Sebenarnya, apa yang dimaksud dengan
revolusi industri 4.0? Secara singkat, pengertian industri 4.0 adalah
tren di dunia industri yang menggabungkan teknologi otomatisasi dengan
teknologi cyber.
Pada industri 4.0,
teknologi manufaktur sudah masuk pada tren otomatisasi dan pertukaran
data. Hal tersebut mencakup sistem cyber-fisik, internet of things (IoT), komputasi awan, dan komputasi kognitif.
Tren ini telah mengubah banyak bidang kehidupan manusia, termasuk ekonomi,
dunia kerja, bahkan gaya hidup manusia itu sendiri. Singkatnya,
revolusi 4.0 menanamkan teknologi cerdas yang dapat terhubung dengan
berbagai bidang kehidupan manusia.
Prinsip Rancangan Industri 4.0
Dikutip
dari Wikipedia, revolusi industri 4.0 memiliki empat prinsip yang
memungkinkan setiap perusahaan untuk mengidentifikasi dan
mengimplementasikan berbagai skenario industri 4.0, diantaranya adalah:
- Interoperabilitas (kesesuaian); kemampuan mesin, perangkat, sensor, dan manusia untuk terhubung dan saling berkomunikasi satu sama lain melalui media internet untuk segalanya (IoT) atau internet untuk khalayak (IoT).
- Transparansi Informasi; kemampuan sistem informasi untuk menciptakan salinan dunia fisik secara virtual dengan memperkaya model pabrik digital dengan data sensor.
- Bantuan Teknis; pertama kemampuan sistem bantuan untuk membantu manusia mengumpulkan data dan membuat visualisasi agar dapat membuat keputusan yang bijak. Kedua, kemampuan sistem siber-fisik untuk membantu manusia melakukan berbagai tugas yang berat, tidak menyenangkan, atau tidak aman bagi manusia.
- Keputusan Mandiri; kemampuan sistem siber-fisik untuk membuat keputusan dan melakukan tugas semandiri mungkin.
Sudah Siapkah Menghadapi Revolusi Industri 4.0?
Revolusi
industri 4.0 akan membawa banyak perubahan dengan segala
konsekuensinya, industri akan semakin kompak dan efisien.
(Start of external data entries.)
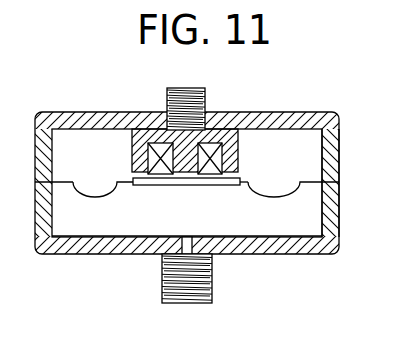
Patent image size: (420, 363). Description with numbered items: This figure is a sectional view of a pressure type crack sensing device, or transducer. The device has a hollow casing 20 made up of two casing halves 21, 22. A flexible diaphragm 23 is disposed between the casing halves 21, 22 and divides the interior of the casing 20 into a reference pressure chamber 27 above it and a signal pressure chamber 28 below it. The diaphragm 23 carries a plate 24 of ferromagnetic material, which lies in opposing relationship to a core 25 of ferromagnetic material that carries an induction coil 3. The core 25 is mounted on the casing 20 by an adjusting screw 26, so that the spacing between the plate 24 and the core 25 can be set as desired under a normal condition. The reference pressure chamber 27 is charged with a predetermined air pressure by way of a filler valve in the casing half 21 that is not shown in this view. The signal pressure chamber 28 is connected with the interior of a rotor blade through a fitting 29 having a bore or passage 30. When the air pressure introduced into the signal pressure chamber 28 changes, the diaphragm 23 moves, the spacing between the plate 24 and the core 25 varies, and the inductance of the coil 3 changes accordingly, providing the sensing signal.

The hollow casing 20 is at (325, 94).
The casing half 21 is at (339, 141).
The casing half 22 is at (337, 217).
The flexible diaphragm 23 is at (286, 195).
The plate 24 is at (183, 185).
The core 25 is at (182, 143).
The induction coil 3 is at (218, 157).
The adjusting screw 26 is at (205, 99).
The reference pressure chamber 27 is at (77, 140).
The signal pressure chamber 28 is at (107, 228).
The fitting 29 is at (212, 271).
The bore 30 is at (184, 276).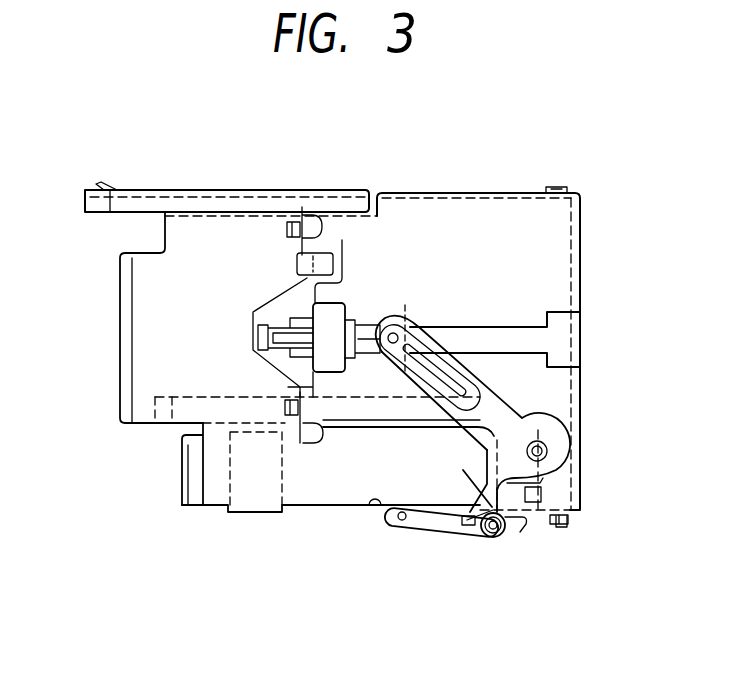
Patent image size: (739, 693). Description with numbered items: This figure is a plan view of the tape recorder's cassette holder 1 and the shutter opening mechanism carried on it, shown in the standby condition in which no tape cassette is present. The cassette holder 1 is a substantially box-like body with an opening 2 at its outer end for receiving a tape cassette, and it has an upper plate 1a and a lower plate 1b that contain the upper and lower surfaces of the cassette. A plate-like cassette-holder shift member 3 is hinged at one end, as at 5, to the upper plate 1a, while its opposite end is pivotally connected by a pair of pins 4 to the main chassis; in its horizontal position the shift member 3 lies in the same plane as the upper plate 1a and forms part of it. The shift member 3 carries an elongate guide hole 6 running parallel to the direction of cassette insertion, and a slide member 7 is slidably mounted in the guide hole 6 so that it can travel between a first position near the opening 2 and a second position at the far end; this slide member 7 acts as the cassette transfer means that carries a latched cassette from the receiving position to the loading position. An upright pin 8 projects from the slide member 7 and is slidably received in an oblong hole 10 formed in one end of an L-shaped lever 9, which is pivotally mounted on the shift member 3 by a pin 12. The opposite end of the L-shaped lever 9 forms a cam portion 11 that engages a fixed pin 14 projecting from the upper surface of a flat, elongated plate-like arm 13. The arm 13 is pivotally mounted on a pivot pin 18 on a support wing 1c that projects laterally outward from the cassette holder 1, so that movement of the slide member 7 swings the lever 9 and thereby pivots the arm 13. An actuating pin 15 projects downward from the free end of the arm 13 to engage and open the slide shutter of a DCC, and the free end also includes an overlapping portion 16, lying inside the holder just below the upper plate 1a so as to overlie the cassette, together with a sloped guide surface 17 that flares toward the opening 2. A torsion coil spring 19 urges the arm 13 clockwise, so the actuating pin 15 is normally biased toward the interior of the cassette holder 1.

The cassette holder 1 is at (258, 190).
The upper plate 1a is at (300, 498).
The lower plate 1b is at (163, 422).
The support wing 1c is at (552, 532).
The opening 2 is at (118, 338).
The cassette-holder shift member 3 is at (477, 213).
The pins 4 is at (558, 185).
The hinge 5 is at (300, 228).
The guide hole 6 is at (478, 335).
The slide member 7 is at (366, 320).
The upright pin 8 is at (396, 330).
The L-shaped lever 9 is at (485, 412).
The oblong hole 10 is at (445, 340).
The cam portion 11 is at (470, 494).
The pin 12 is at (547, 451).
The arm 13 is at (435, 530).
The fixed pin 14 is at (468, 535).
The actuating pin 15 is at (398, 527).
The overlapping portion 16 is at (410, 490).
The sloped guide surface 17 is at (370, 512).
The pivot pin 18 is at (495, 540).
The torsion coil spring 19 is at (518, 540).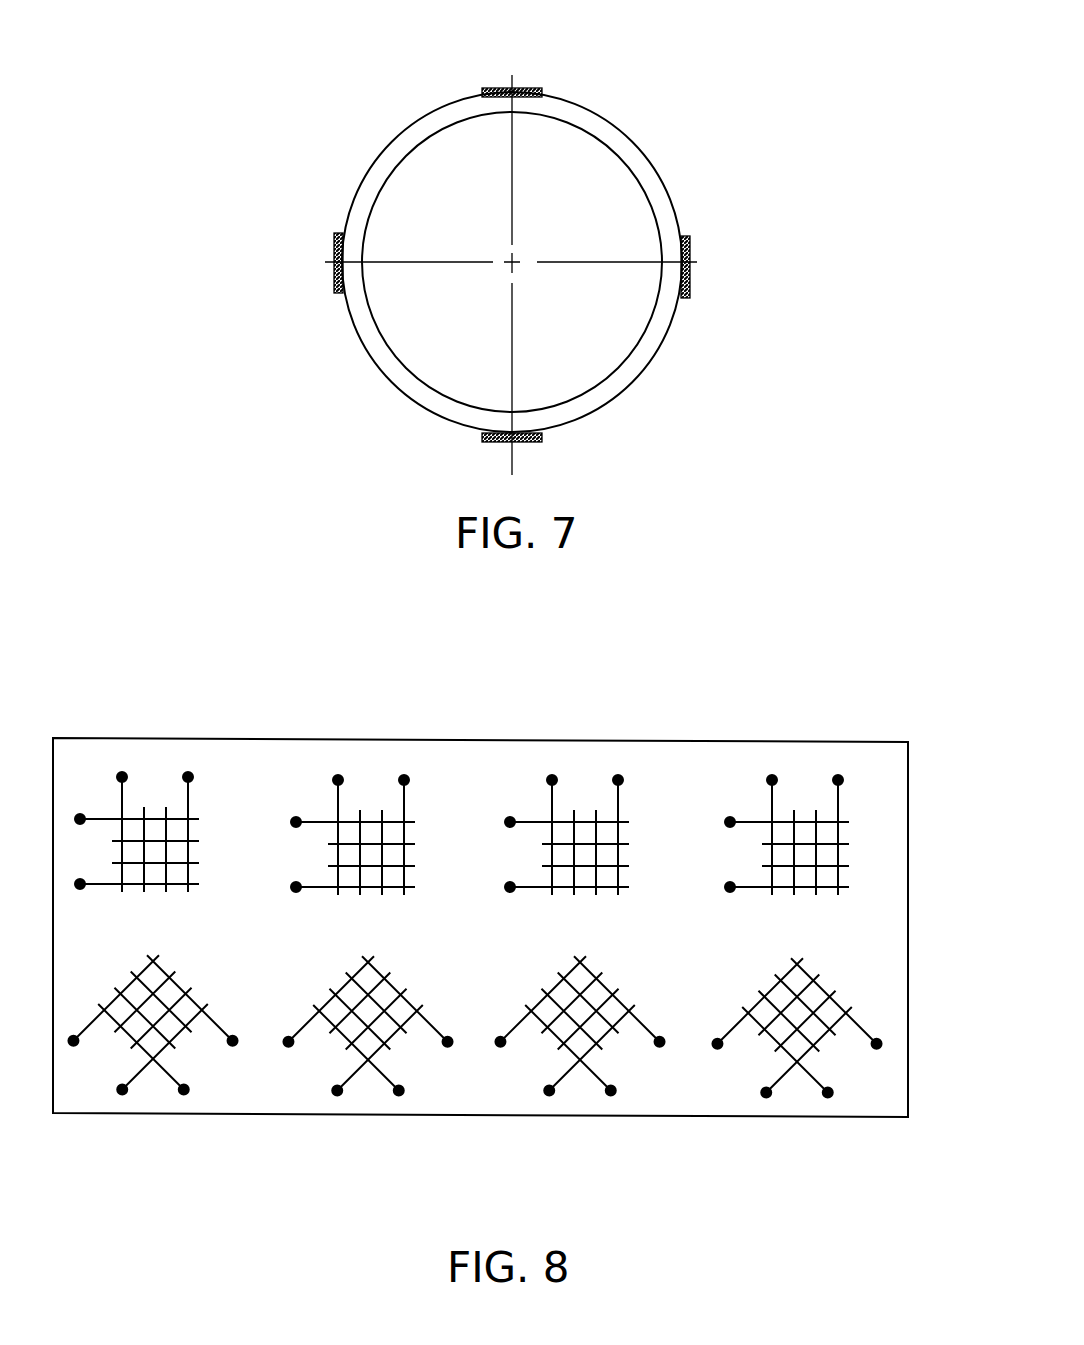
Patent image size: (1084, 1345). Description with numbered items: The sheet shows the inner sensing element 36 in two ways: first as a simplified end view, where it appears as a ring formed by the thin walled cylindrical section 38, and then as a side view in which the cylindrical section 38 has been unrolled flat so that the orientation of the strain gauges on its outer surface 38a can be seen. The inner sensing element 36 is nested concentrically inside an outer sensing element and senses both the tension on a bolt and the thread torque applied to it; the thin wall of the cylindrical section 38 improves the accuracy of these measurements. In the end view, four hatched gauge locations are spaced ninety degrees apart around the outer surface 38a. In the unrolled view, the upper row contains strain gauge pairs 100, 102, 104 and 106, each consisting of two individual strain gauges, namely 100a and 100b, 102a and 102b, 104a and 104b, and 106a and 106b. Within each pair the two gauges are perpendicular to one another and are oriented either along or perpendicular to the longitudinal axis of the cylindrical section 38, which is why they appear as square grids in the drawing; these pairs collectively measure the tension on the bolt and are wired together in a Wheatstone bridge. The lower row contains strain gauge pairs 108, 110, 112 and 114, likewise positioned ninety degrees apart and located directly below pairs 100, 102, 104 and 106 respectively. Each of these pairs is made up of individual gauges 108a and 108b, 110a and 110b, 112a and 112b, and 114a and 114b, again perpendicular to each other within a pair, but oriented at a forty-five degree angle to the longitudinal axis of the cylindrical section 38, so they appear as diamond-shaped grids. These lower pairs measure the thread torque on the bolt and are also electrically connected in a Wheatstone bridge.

In FIG. 7, the inner sensing element 36 is at (727, 78).
In FIG. 8, the inner sensing element 36 is at (140, 635).
In FIG. 7, the thin walled cylindrical section 38 is at (365, 171).
In FIG. 8, the thin walled cylindrical section 38 is at (269, 726).
In FIG. 7, the outer surface 38a is at (397, 137).
In FIG. 8, the outer surface 38a is at (710, 958).
In FIG. 7, the strain gauge pair 100 is at (338, 263).
In FIG. 8, the strain gauge pair 100 is at (165, 752).
In FIG. 8, the strain gauge 100a is at (133, 785).
In FIG. 8, the strain gauge 100b is at (196, 832).
In FIG. 7, the strain gauge pair 102 is at (512, 437).
In FIG. 8, the strain gauge pair 102 is at (383, 749).
In FIG. 8, the strain gauge 102a is at (324, 822).
In FIG. 8, the strain gauge 102b is at (410, 835).
In FIG. 7, the strain gauge pair 104 is at (685, 267).
In FIG. 8, the strain gauge pair 104 is at (594, 759).
In FIG. 8, the strain gauge 104a is at (537, 822).
In FIG. 8, the strain gauge 104b is at (626, 835).
In FIG. 7, the strain gauge pair 106 is at (512, 92).
In FIG. 8, the strain gauge pair 106 is at (818, 756).
In FIG. 8, the strain gauge 106a is at (757, 823).
In FIG. 8, the strain gauge 106b is at (860, 798).
In FIG. 7, the strain gauge pair 108 is at (338, 250).
In FIG. 8, the strain gauge pair 108 is at (146, 1102).
In FIG. 8, the strain gauge 108a is at (95, 1018).
In FIG. 8, the strain gauge 108b is at (185, 1072).
In FIG. 7, the strain gauge pair 110 is at (528, 441).
In FIG. 8, the strain gauge pair 110 is at (365, 1102).
In FIG. 8, the strain gauge 110a is at (302, 1027).
In FIG. 8, the strain gauge 110b is at (395, 1073).
In FIG. 7, the strain gauge pair 112 is at (692, 277).
In FIG. 8, the strain gauge pair 112 is at (580, 1102).
In FIG. 8, the strain gauge 112a is at (518, 1027).
In FIG. 8, the strain gauge 112b is at (600, 1073).
In FIG. 7, the strain gauge pair 114 is at (527, 87).
In FIG. 8, the strain gauge pair 114 is at (796, 1100).
In FIG. 8, the strain gauge 114a is at (737, 1027).
In FIG. 8, the strain gauge 114b is at (818, 1072).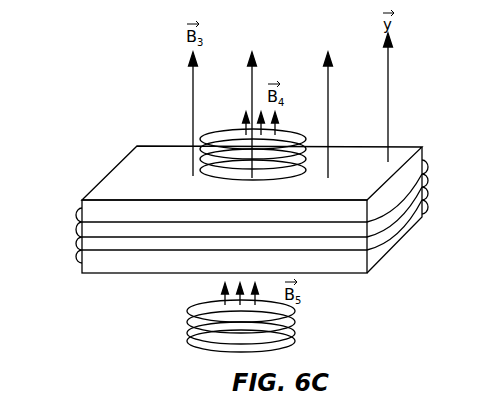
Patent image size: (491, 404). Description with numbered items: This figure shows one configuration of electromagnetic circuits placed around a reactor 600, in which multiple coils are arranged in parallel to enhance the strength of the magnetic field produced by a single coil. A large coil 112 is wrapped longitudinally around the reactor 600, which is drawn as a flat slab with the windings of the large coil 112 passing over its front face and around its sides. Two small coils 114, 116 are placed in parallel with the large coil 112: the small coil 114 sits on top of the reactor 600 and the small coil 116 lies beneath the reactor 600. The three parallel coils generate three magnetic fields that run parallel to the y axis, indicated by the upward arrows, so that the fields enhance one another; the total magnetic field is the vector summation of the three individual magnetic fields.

The large coil 112 is at (225, 211).
The small coil 114 is at (260, 144).
The small coil 116 is at (263, 326).
The reactor 600 is at (252, 209).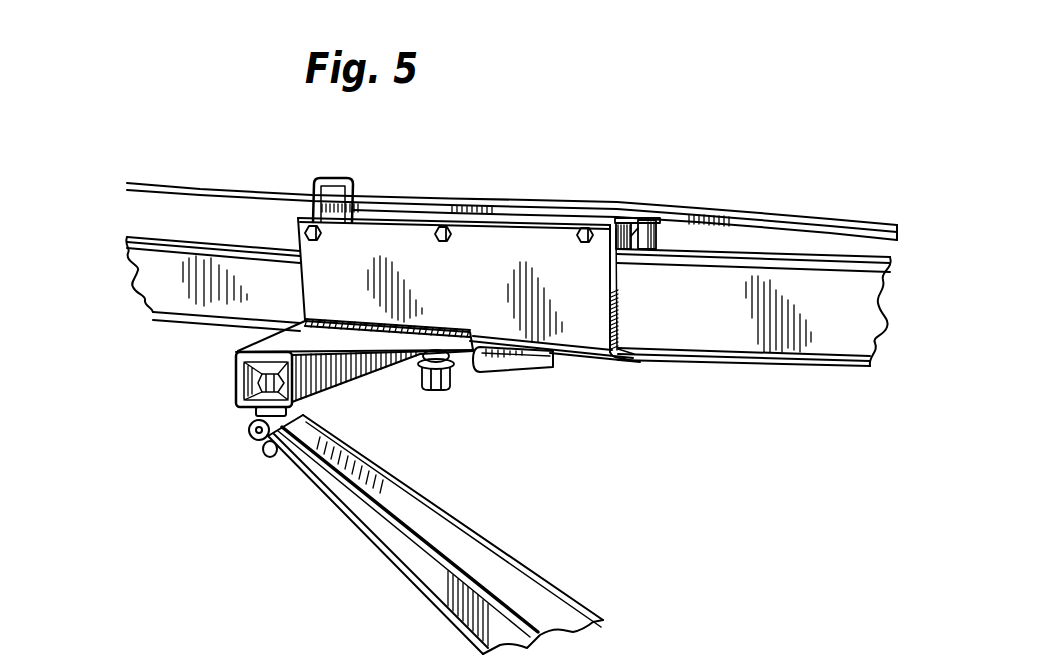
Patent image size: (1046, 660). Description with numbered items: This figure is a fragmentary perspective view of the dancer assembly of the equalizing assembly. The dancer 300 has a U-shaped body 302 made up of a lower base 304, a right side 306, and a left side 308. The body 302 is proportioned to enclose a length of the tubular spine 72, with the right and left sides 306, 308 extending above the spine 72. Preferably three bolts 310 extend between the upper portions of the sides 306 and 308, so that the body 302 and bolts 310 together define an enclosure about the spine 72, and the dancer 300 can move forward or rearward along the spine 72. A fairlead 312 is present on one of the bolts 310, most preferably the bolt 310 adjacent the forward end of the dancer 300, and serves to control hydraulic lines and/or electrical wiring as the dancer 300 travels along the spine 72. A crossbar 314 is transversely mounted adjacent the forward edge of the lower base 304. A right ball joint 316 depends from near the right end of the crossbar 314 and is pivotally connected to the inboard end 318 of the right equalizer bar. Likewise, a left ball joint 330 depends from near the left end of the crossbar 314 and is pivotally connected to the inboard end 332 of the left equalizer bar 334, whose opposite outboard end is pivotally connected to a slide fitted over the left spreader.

The tubular spine 72 is at (854, 326).
The dancer 300 is at (586, 331).
The U-shaped body 302 is at (567, 340).
The lower base 304 is at (628, 356).
The right side 306 is at (473, 301).
The left side 308 is at (656, 232).
The bolts 310 is at (322, 227).
The fairlead 312 is at (333, 178).
The crossbar 314 is at (358, 372).
The right ball joint 316 is at (432, 391).
The inboard end 318 is at (492, 372).
The left ball joint 330 is at (256, 441).
The inboard end 332 is at (323, 489).
The left equalizer bar 334 is at (448, 617).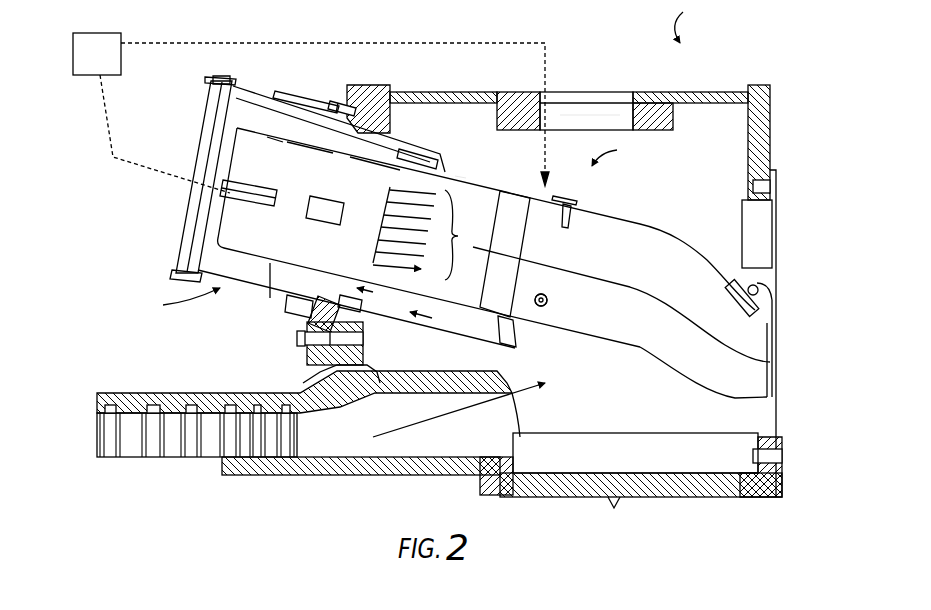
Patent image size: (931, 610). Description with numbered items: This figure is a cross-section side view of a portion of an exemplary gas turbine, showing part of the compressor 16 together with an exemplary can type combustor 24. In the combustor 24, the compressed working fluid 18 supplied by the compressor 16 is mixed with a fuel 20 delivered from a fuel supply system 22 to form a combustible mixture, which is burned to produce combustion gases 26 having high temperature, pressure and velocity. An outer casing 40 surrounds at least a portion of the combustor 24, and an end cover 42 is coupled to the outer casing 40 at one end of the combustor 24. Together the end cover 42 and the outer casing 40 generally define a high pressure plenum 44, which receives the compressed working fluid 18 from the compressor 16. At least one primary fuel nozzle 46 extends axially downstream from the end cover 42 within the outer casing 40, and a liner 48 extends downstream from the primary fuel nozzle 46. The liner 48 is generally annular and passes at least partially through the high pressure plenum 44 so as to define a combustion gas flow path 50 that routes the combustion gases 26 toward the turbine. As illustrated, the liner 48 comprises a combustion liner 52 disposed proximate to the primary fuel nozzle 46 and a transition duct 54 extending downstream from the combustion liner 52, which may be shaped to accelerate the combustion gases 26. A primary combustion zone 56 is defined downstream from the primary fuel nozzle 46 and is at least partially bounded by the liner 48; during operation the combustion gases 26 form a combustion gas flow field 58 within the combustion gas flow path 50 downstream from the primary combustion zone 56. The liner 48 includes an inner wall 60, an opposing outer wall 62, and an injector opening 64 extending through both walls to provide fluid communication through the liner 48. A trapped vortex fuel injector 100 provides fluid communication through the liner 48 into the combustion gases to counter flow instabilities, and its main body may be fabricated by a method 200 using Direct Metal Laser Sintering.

The compressor 16 is at (196, 392).
The compressed working fluid 18 is at (253, 117).
The fuel 20 is at (383, 43).
The fuel supply system 22 is at (86, 65).
The combustor 24 is at (423, 158).
The combustion gases 26 is at (382, 222).
The outer casing 40 is at (663, 91).
The end cover 42 is at (193, 234).
The high pressure plenum 44 is at (667, 170).
The primary fuel nozzle 46 is at (267, 185).
The liner 48 is at (470, 160).
The combustion gas flow path 50 is at (478, 247).
The combustion liner 52 is at (462, 176).
The transition duct 54 is at (716, 232).
The primary combustion zone 56 is at (336, 226).
The combustion gas flow field 58 is at (452, 255).
The inner wall 60 is at (620, 343).
The outer wall 62 is at (670, 382).
The injector opening 64 is at (553, 300).
The trapped vortex fuel injector 100 is at (583, 200).
The method 200 is at (623, 152).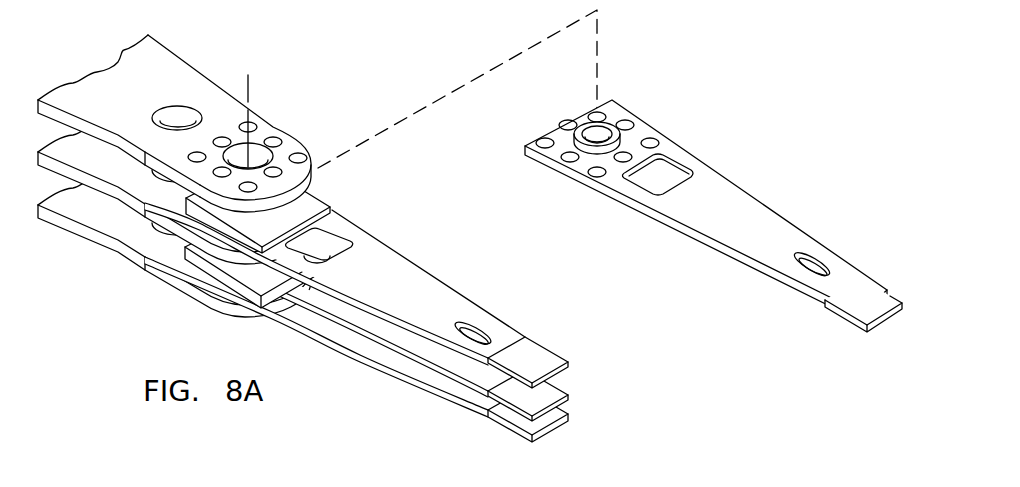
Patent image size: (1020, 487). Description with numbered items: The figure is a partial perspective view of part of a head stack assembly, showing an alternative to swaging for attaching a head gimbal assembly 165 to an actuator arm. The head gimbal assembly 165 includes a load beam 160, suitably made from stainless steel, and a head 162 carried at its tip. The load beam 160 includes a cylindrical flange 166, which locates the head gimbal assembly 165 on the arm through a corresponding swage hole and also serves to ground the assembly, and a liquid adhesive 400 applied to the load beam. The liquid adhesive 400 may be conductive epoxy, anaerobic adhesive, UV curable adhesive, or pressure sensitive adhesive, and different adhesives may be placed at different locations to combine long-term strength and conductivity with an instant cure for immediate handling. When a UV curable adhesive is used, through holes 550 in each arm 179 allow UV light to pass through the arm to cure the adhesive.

The load beam 160 is at (718, 228).
The head 162 is at (849, 323).
The head gimbal assembly 165 is at (697, 233).
The cylindrical flange 166 is at (587, 123).
The arm 179 is at (70, 233).
The liquid adhesive 400 is at (655, 138).
The through holes 550 is at (281, 134).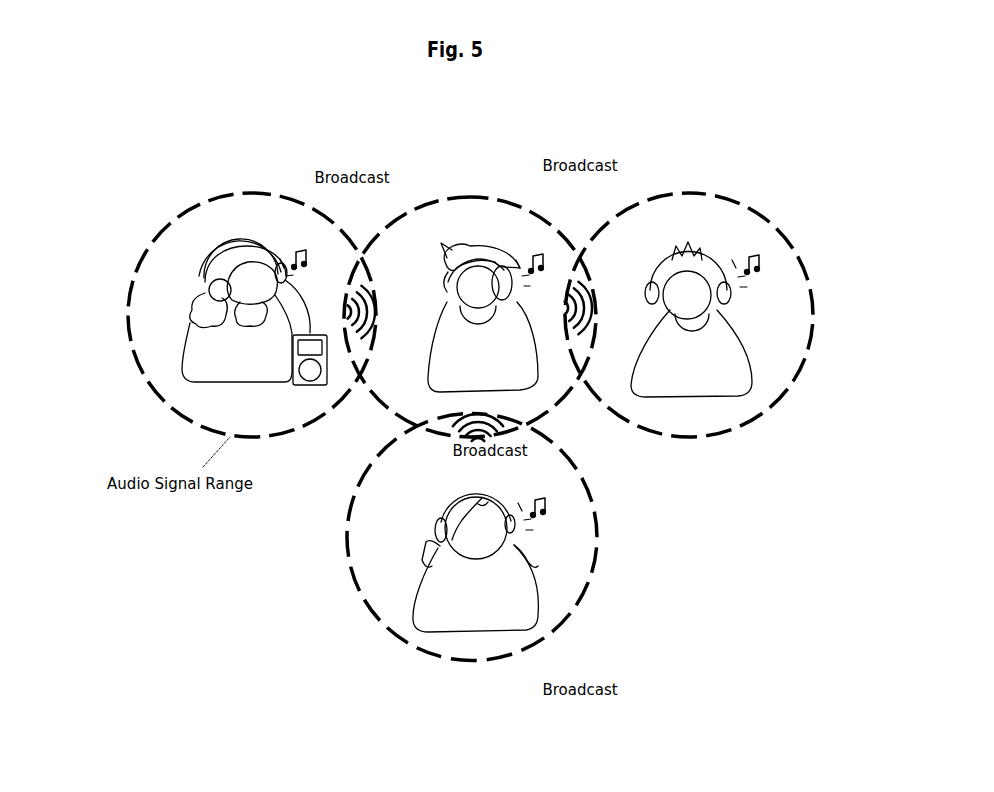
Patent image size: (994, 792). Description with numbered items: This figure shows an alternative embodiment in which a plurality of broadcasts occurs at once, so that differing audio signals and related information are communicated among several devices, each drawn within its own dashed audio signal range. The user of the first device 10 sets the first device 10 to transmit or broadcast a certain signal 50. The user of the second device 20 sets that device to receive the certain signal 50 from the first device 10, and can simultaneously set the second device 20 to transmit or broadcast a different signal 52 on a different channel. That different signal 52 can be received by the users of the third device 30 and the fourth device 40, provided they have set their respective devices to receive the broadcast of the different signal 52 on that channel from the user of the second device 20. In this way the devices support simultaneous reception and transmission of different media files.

The first device 10 is at (220, 291).
The second device 20 is at (509, 287).
The third device 30 is at (728, 296).
The fourth device 40 is at (518, 528).
The certain signal 50 is at (372, 290).
The different signal 52 is at (588, 291).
Namun ada pula
risiko yang mungkin muncul, misalnya berkurangnya Sumber Daya Manusia
karena digantikan oleh mesin atau robot.
Dunia
saat ini memang tengah mencermati revolusi industri 4.0 ini secara
saksama. Berjuta peluang ada di situ, tapi di sisi lain terdapat berjuta
tantangan yang harus dihadapi.
Apa sesungguhnya revolusi industri 4.0? Prof. Klaus Martin Schwab,
teknisi dan ekonom Jerman, yang juga pendiri dan Executive Chairman
World Economic Forum, yang pertama kali memperkenalkannya. Dalam
bukunya The Fourth Industrial Revolution (2017),
ia menyebutkan bahwa saat ini kita berada pada awal sebuah revolusi
yang secara fundamental mengubah cara hidup, bekerja dan berhubungan
satu sama lain.
Perubahan
itu sangat dramatis dan terjadi pada kecepatan eksponensial. Perubahan
yang sangat berpengaruh dalam kehidupan di banding era revolusi industri
sebelumnya. Pada revolusi Industri 1.0, tumbuhnya mekanisasi dan energi
berbasis uap dan air menjadi penanda.
Tenaga
manusia dan hewan digantikan oleh kemunculan mesin. Mesin uap pada abad
ke-18 adalah salah satu pencapaian tertinggi. Revolusi 1.0 ini bisa
meningkatkan perekonomian yang luar biasa. Sepanjang dua abad setelah
revolusi industri pendapatan perkapita negara-negara di dunia meningkat
enam kali lipat.
Revolusi Industri
2.0 perubahannya ditandai dengan berkembangnya energi listrik dan motor
penggerak. Manufaktur dan produksi massal terjadi. Pesawat telepon,
mobil, dan pesawat terbang menjadi contoh pencapaian tertinggi.
Perubahan
cukup cepat terjadi pada revolusi Industri 3.0. Ditandai dengan
tumbuhnya industri berbasis elektronika, teknologi informasi, serta
otomatisasi. Teknologi digital dan internet mulai dikenal pada akhir era
ini. Revolusi Industri 4.0 ditandai dengan berkembangnya Internet of/for Things, kehadirannya begitu cepat.
Banyak
hal yang tak terpikirkan sebelumnya, tiba-tiba muncul dan menjadi
inovasi baru, serta membuka lahan bisnis yang sangat besar. Munculnya
transportasi dengan sistem ride-sharing seperti Go-jek, Uber, dan Grab.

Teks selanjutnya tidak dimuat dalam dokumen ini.